The problem with moving the object creation logic into the cache layer is you end up maintaining two separate codebases, one for the application and the other in the active cache. I don’t think it buys you much other than eliminating some race conditions. Two separate codebases probably won’t be a big deal if you maintain a one to one mapping between memcache key and database row but if memcache is stored whole objects which are normalized in the database the logic in the caching layer can be quite complex trying to translate between the two for a write through cache.

Peter van Dijk

16 years ago

Eric – Even though it’d be heaps of fun to handling object creation at the cache layer, like you said, i’m sure it’d be an absolute nightmare to implement and maintain.
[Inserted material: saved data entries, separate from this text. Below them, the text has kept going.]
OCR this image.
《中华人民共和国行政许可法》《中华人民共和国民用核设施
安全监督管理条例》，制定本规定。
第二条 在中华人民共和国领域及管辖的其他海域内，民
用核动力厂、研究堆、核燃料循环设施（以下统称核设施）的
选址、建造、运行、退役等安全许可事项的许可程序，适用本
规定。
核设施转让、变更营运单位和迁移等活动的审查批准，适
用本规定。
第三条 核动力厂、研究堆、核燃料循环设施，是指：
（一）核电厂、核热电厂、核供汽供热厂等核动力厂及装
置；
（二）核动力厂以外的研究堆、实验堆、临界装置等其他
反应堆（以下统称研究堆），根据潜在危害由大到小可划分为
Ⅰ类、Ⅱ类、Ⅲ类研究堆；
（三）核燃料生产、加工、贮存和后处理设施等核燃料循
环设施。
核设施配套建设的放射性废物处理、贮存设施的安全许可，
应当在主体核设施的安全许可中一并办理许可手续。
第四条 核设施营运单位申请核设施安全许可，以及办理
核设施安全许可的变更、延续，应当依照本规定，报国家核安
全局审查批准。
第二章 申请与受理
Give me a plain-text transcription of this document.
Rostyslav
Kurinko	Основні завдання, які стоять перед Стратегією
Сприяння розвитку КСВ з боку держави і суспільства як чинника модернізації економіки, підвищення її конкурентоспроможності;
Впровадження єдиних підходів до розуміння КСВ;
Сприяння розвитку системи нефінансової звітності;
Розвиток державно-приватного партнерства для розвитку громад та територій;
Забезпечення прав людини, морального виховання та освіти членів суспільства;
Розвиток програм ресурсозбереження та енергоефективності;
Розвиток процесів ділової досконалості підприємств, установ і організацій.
By implementing it at the application layer, we do have a race condition which would result in the cache can become inconsistent, however we’ve always mitigated the effect of this by mandating that the objects in question can only be saved if loaded directly from the database rather than the cache. Not a solution for everyone i’m sure, but it works great for us.

Back to the original topic, I think that being able to specify what gets cached, and how it’s cached, is fairly important – there’s no way that mysql (or by extension any cache) can automatically understand what the application is trying to do. This is (sort of) the fundamental reason why things like memcached exist, and also the reason why the query caches in MySql dont work particularly well. (dont shoot me for that last comment, i’m sure they work just fine for some people)

If you could push some caching logic down closer to the data, then it might be useful in a number of circumstances, but at the end of the day you still need to be able to control what goes into your cache and what doesnt – which is really only something that you’d want the application to handle unless you’re supremely confident in your ability to write caching software at the database level.

The hard part is finding a balance between the two – retaining application control, and proximity to the data.
– Memcached sits on the application side of the fence.
– MySql has it’s own caches which sit completely on the other side.
– The ‘Active Cache’ would sit somewhere between the two – the question is where and how.

Author

Peter Zaitsev

16 years ago

Eric,

I think Active cache is kind of merged API and Cache layer, so the point is your application should be only calling that code. I liked the Gearman concept here as it allows to glue multiple applications together – think for some objects constructed by Java code while others by Perl 🙂

alex

16 years ago

i’m looking for exactly this! 🙂

i’m wondering, why there’s no extended mysql-query-cache, which allows you to use cached results, even the table was alreasy updated. i think that would be much faster than to realize this via php and memcached.

Eric Bergen

16 years ago

I did some work on a query cache patch that could specify a ttl for specific queries instead of flushing the cache when the table was updated. After experimenting with it for a while it became obvious that memcache and caching the results outside of mysql was the way to go.

Daniel

16 years ago

I think you are running into the same problem that I’ve been wondering about.

I like mysql/RDBMS because if the transaction handling, indexing capability, and “information density”, which is a 4 byte integer takes up 4 bytes, and is not converted to its string representation.

On the other hand, I like memcache, redis, tokyotyrant, and other such key/value stores, because of the performance and distribution (the document storage format)

I think some of the core of the problem you are talking about depends on how you look at the data in the database.

If you look at the database as an “interesting” form of data storage, then the objects (or tables…) are probably already in the format you are talking about.

If you look at the database as a sets of data (foreign keys, 3rd/boyce codd normal form, etc..), then your idea looks like it might make a good model front end, especially if you can solve the replication delay issue.